AXA Climate aide à évaluer les vulnérabilités et, à un niveau stratégique, à identifier les régions vulnérables aux inondations et autres problèmes liés aux conditions météorologiques. Orange peut ainsi mieux élaborer des plans d’intervention afin d’assurer la continuité du service. Pour Jérôme Hénique, « nous devons démontrer que nous faisons tout ce qui est nécessaire pour nous protéger ». Huu-An Pham insiste : « Nous devons passer de la réparation à l’anticipation, et la nouvelle logique de crise consiste à anticiper plus que jamais. »
Les investissements d’Orange dans les infrastructures se poursuivent
Orange a une conscience vive de l’importance de la responsabilité de la gestion des dorsales Internet. En cas de défaillance des systèmes, l’impact n’est pas seulement local : l’ensemble du réseau peut être perturbé. Les infrastructures doivent atteindre des objectifs de disponibilité de 99% ou plus, ce qui nécessite des normes opérationnelles strictes, explique Michaël Trabbia.
De plus, il faut gérer des risques techniques importants, en particulier sur les câbles sous-marins, qui peuvent être coupés ou endommagés par des événements naturels ou des activités humaines. La diversité des itinéraires et le maillage sont essentiels pour que le trafic, si un câble tombe en panne, puisse passer ailleurs. La sauvegarde seule ne suffit pas. Orange doit également fournir une capacité suffisante et des solutions opérationnelles. Sans un investissement soutenu dans la prévention, la redondance et la préparation aux réparations, la fiabilité du réseau ne peut être garantie.
La dimension nouvelle des risques cyber
Les attaques malveillantes sont en augmentation, y compris les injections de logiciels malveillants (malware), qui posent des problèmes nouveaux au secteur des télécommunications. Les acteurs malveillants exploitent de plus en plus la complexité des réseaux et les infrastructures existantes pour perturber les services, compromettre les données et éroder la confiance des clients.
Pour y remédier, Orange réévalue son modèle économique et adopte les technologies open source – de quoi rendre sa stratégie « autonome et indépendante », explique Michaël Trabbia. Le nouveau modèle opérationnel repose sur la technologie cloud afin de fournir des services plus rapides et d’innover avec de nouvelles solutions. « Si je veux un nouveau réseau aujourd’hui, cela prendra beaucoup de temps ; mais s’il est virtualisé sur la base du cloud, nous pouvons rétablir la fonctionnalité en quelques heures. Il s’agit d’un changement important pour relever les nouveaux défis. »

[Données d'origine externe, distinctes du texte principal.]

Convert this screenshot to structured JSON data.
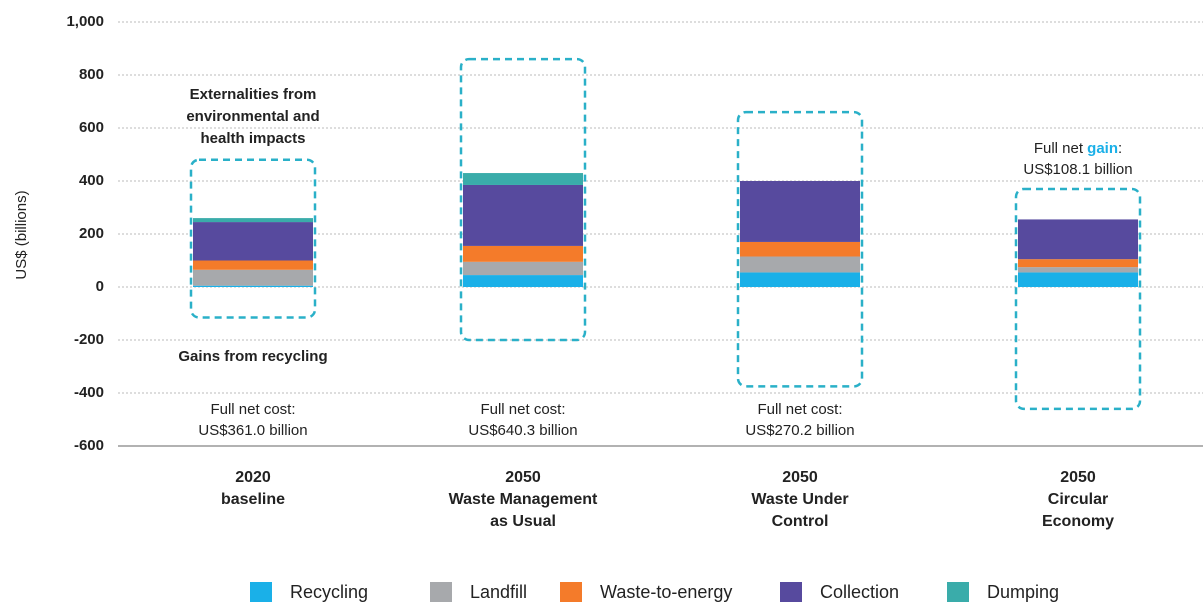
{
  "chart_data": {
    "type": "stacked_bar",
    "y_axis_label": "US$ (billions)",
    "categories": [
      [
        "2020",
        "baseline"
      ],
      [
        "2050",
        "Waste Management",
        "as Usual"
      ],
      [
        "2050",
        "Waste Under",
        "Control"
      ],
      [
        "2050",
        "Circular",
        "Economy"
      ]
    ],
    "series": [
      {
        "name": "Recycling",
        "color": "#1ab0e8",
        "values": [
          5,
          45,
          55,
          55
        ]
      },
      {
        "name": "Landfill",
        "color": "#a7a9ac",
        "values": [
          60,
          50,
          60,
          20
        ]
      },
      {
        "name": "Waste-to-energy",
        "color": "#f47b2a",
        "values": [
          35,
          60,
          55,
          30
        ]
      },
      {
        "name": "Collection",
        "color": "#574a9e",
        "values": [
          145,
          230,
          230,
          150
        ]
      },
      {
        "name": "Dumping",
        "color": "#3aacaa",
        "values": [
          15,
          45,
          0,
          0
        ]
      }
    ],
    "envelope_color": "#2ab0c8",
    "envelope_high": [
      480,
      860,
      660,
      370
    ],
    "envelope_low": [
      -115,
      -200,
      -375,
      -460
    ],
    "net_labels": [
      [
        [
          "Full net cost:"
        ],
        "US$361.0 billion"
      ],
      [
        [
          "Full net cost:"
        ],
        "US$640.3 billion"
      ],
      [
        [
          "Full net cost:"
        ],
        "US$270.2 billion"
      ],
      [
        [
          "Full net ",
          "gain",
          ":"
        ],
        "US$108.1 billion"
      ]
    ],
    "annotations": [
      {
        "lines": [
          "Externalities from",
          "environmental and",
          "health impacts"
        ],
        "color": "#3aacaa"
      },
      {
        "lines": [
          "Gains from recycling"
        ],
        "color": "#1ab0e8"
      }
    ],
    "ylim": [
      -600,
      1000
    ],
    "yticks": [
      -600,
      -400,
      -200,
      0,
      200,
      400,
      600,
      800,
      {
        "value": 1000,
        "label": "1,000"
      }
    ],
    "grid": true
  }
}
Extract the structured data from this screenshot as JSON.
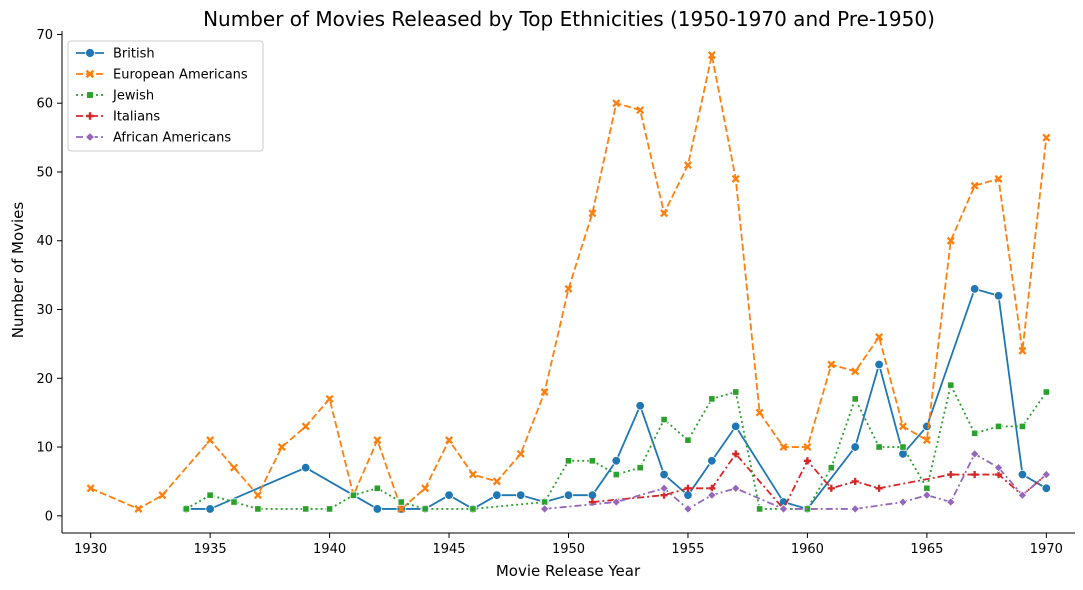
{
  "chart_data": {
    "type": "line",
    "title": "Number of Movies Released by Top Ethnicities (1950-1970 and Pre-1950)",
    "xlabel": "Movie Release Year",
    "ylabel": "Number of Movies",
    "xlim": [
      1928.8,
      1971.2
    ],
    "ylim": [
      -2.5,
      70.5
    ],
    "xticks": [
      1930,
      1935,
      1940,
      1945,
      1950,
      1955,
      1960,
      1965,
      1970
    ],
    "yticks": [
      0,
      10,
      20,
      30,
      40,
      50,
      60,
      70
    ],
    "grid": false,
    "legend_position": "upper-left",
    "series": [
      {
        "name": "British",
        "color": "#1f77b4",
        "marker": "circle",
        "dash": "solid",
        "points": [
          [
            1934,
            1
          ],
          [
            1935,
            1
          ],
          [
            1939,
            7
          ],
          [
            1941,
            3
          ],
          [
            1942,
            1
          ],
          [
            1943,
            1
          ],
          [
            1944,
            1
          ],
          [
            1945,
            3
          ],
          [
            1946,
            1
          ],
          [
            1947,
            3
          ],
          [
            1948,
            3
          ],
          [
            1949,
            2
          ],
          [
            1950,
            3
          ],
          [
            1951,
            3
          ],
          [
            1952,
            8
          ],
          [
            1953,
            16
          ],
          [
            1954,
            6
          ],
          [
            1955,
            3
          ],
          [
            1956,
            8
          ],
          [
            1957,
            13
          ],
          [
            1959,
            2
          ],
          [
            1960,
            1
          ],
          [
            1962,
            10
          ],
          [
            1963,
            22
          ],
          [
            1964,
            9
          ],
          [
            1965,
            13
          ],
          [
            1967,
            33
          ],
          [
            1968,
            32
          ],
          [
            1969,
            6
          ],
          [
            1970,
            4
          ]
        ]
      },
      {
        "name": "European Americans",
        "color": "#ff7f0e",
        "marker": "x",
        "dash": "dashed",
        "points": [
          [
            1930,
            4
          ],
          [
            1932,
            1
          ],
          [
            1933,
            3
          ],
          [
            1935,
            11
          ],
          [
            1936,
            7
          ],
          [
            1937,
            3
          ],
          [
            1938,
            10
          ],
          [
            1939,
            13
          ],
          [
            1940,
            17
          ],
          [
            1941,
            3
          ],
          [
            1942,
            11
          ],
          [
            1943,
            1
          ],
          [
            1944,
            4
          ],
          [
            1945,
            11
          ],
          [
            1946,
            6
          ],
          [
            1947,
            5
          ],
          [
            1948,
            9
          ],
          [
            1949,
            18
          ],
          [
            1950,
            33
          ],
          [
            1951,
            44
          ],
          [
            1952,
            60
          ],
          [
            1953,
            59
          ],
          [
            1954,
            44
          ],
          [
            1955,
            51
          ],
          [
            1956,
            67
          ],
          [
            1957,
            49
          ],
          [
            1958,
            15
          ],
          [
            1959,
            10
          ],
          [
            1960,
            10
          ],
          [
            1961,
            22
          ],
          [
            1962,
            21
          ],
          [
            1963,
            26
          ],
          [
            1964,
            13
          ],
          [
            1965,
            11
          ],
          [
            1966,
            40
          ],
          [
            1967,
            48
          ],
          [
            1968,
            49
          ],
          [
            1969,
            24
          ],
          [
            1970,
            55
          ]
        ]
      },
      {
        "name": "Jewish",
        "color": "#2ca02c",
        "marker": "square",
        "dash": "dotted",
        "points": [
          [
            1934,
            1
          ],
          [
            1935,
            3
          ],
          [
            1936,
            2
          ],
          [
            1937,
            1
          ],
          [
            1939,
            1
          ],
          [
            1940,
            1
          ],
          [
            1941,
            3
          ],
          [
            1942,
            4
          ],
          [
            1943,
            2
          ],
          [
            1944,
            1
          ],
          [
            1946,
            1
          ],
          [
            1949,
            2
          ],
          [
            1950,
            8
          ],
          [
            1951,
            8
          ],
          [
            1952,
            6
          ],
          [
            1953,
            7
          ],
          [
            1954,
            14
          ],
          [
            1955,
            11
          ],
          [
            1956,
            17
          ],
          [
            1957,
            18
          ],
          [
            1958,
            1
          ],
          [
            1960,
            1
          ],
          [
            1961,
            7
          ],
          [
            1962,
            17
          ],
          [
            1963,
            10
          ],
          [
            1964,
            10
          ],
          [
            1965,
            4
          ],
          [
            1966,
            19
          ],
          [
            1967,
            12
          ],
          [
            1968,
            13
          ],
          [
            1969,
            13
          ],
          [
            1970,
            18
          ]
        ]
      },
      {
        "name": "Italians",
        "color": "#d62728",
        "marker": "plus",
        "dash": "dashdot",
        "points": [
          [
            1951,
            2
          ],
          [
            1954,
            3
          ],
          [
            1955,
            4
          ],
          [
            1956,
            4
          ],
          [
            1957,
            9
          ],
          [
            1959,
            1
          ],
          [
            1960,
            8
          ],
          [
            1961,
            4
          ],
          [
            1962,
            5
          ],
          [
            1963,
            4
          ],
          [
            1966,
            6
          ],
          [
            1967,
            6
          ],
          [
            1968,
            6
          ],
          [
            1969,
            3
          ],
          [
            1970,
            6
          ]
        ]
      },
      {
        "name": "African Americans",
        "color": "#9467bd",
        "marker": "diamond",
        "dash": "dashdot",
        "points": [
          [
            1949,
            1
          ],
          [
            1952,
            2
          ],
          [
            1954,
            4
          ],
          [
            1955,
            1
          ],
          [
            1956,
            3
          ],
          [
            1957,
            4
          ],
          [
            1959,
            1
          ],
          [
            1962,
            1
          ],
          [
            1964,
            2
          ],
          [
            1965,
            3
          ],
          [
            1966,
            2
          ],
          [
            1967,
            9
          ],
          [
            1968,
            7
          ],
          [
            1969,
            3
          ],
          [
            1970,
            6
          ]
        ]
      }
    ]
  }
}
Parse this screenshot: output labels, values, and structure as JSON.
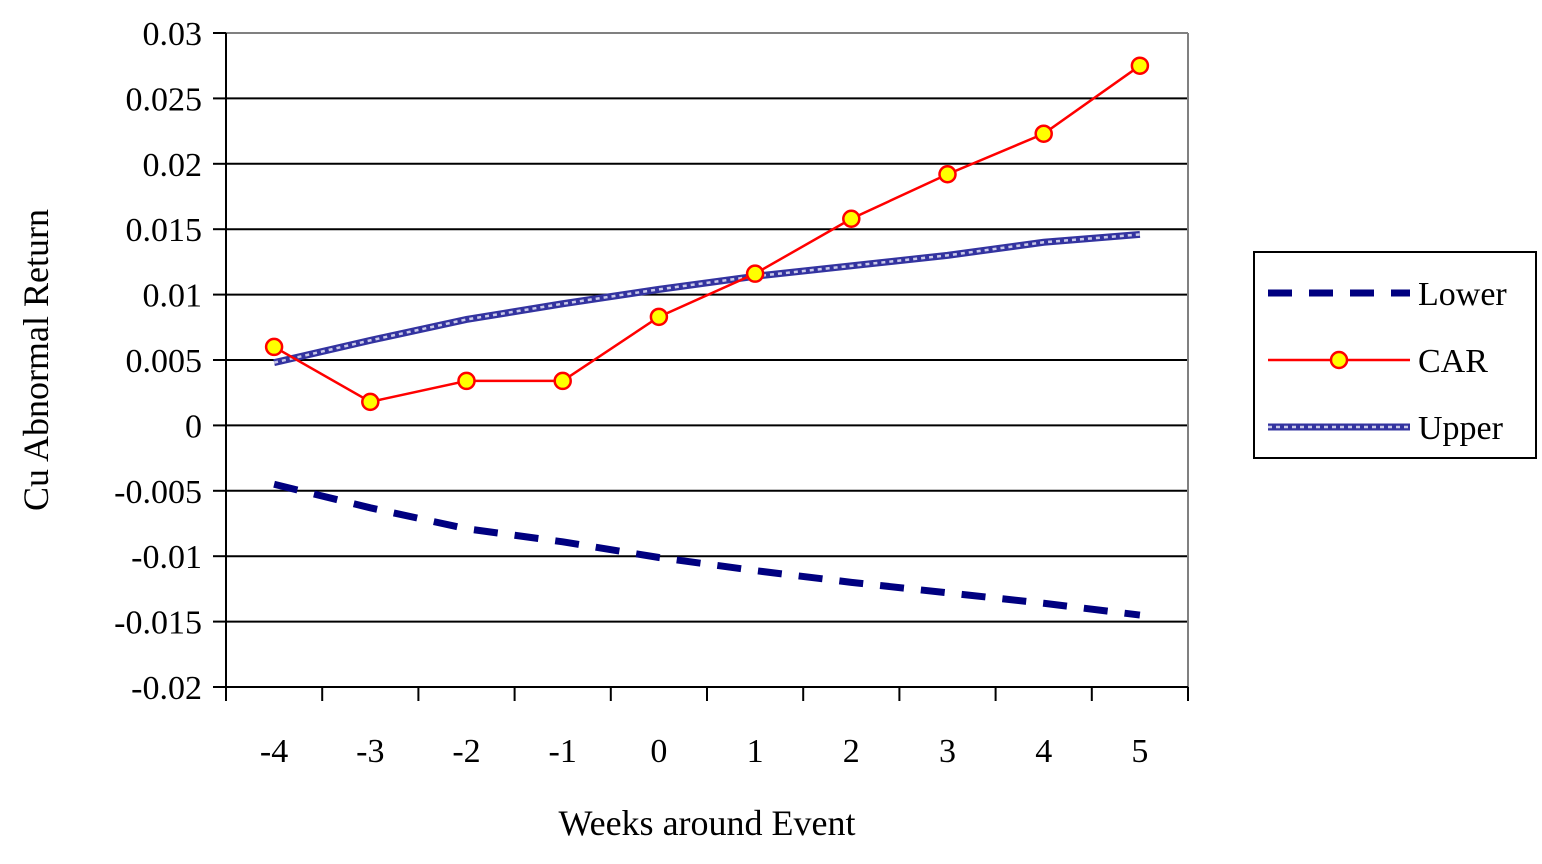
{
  "chart_data": {
    "type": "line",
    "title": "",
    "xlabel": "Weeks around Event",
    "ylabel": "Cu Abnormal Return",
    "categories": [
      "-4",
      "-3",
      "-2",
      "-1",
      "0",
      "1",
      "2",
      "3",
      "4",
      "5"
    ],
    "ylim": [
      -0.02,
      0.03
    ],
    "yticks": [
      "0.03",
      "0.025",
      "0.02",
      "0.015",
      "0.01",
      "0.005",
      "0",
      "-0.005",
      "-0.01",
      "-0.015",
      "-0.02"
    ],
    "grid": "horizontal",
    "legend_position": "right",
    "series": [
      {
        "name": "Lower",
        "color": "#000080",
        "style": "dashed",
        "values": [
          -0.0045,
          -0.0063,
          -0.0079,
          -0.0089,
          -0.0101,
          -0.0111,
          -0.012,
          -0.0128,
          -0.0136,
          -0.0145
        ]
      },
      {
        "name": "CAR",
        "color": "#ff0000",
        "marker_fill": "#ffff00",
        "style": "solid-with-markers",
        "values": [
          0.006,
          0.0018,
          0.0034,
          0.0034,
          0.0083,
          0.0116,
          0.0158,
          0.0192,
          0.0223,
          0.0275
        ]
      },
      {
        "name": "Upper",
        "color": "#3333a0",
        "style": "hatched",
        "values": [
          0.0048,
          0.0065,
          0.0081,
          0.0093,
          0.0104,
          0.0114,
          0.0122,
          0.013,
          0.014,
          0.0146
        ]
      }
    ]
  }
}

On ne peut développer la résilience en étant seul
La planification au niveau national est primordiale. La préparation et la réponse aux crises exigent également une approche globale, soutenue par une présence mondiale, conclut Jérôme Hénique. « On ne peut pas être résilient tout seul », dit-il, affirmant que c’est quelque chose sur lequel les équipes de l’opérateur travaillent en permanence.
À l’avenir, d’après Michaël Trabbia, le principal défi sera d’ancrer la transformation « dans notre ADN, dans tout ce que nous faisons », afin de donner aux clients la certitude qu’ils ont accès à des services fiables, continuellement adaptés à des environnements en constante évolution. Une innovation à cette échelle ne se réalise pas seul dans son coin : « Pour aller plus vite et innover, nous devons collaborer. » Cela implique d’adopter des solutions open source et de travailler en étroite collaboration avec l’écosystème des partenaires afin de se transformer collectivement et d’assurer une résilience à long terme.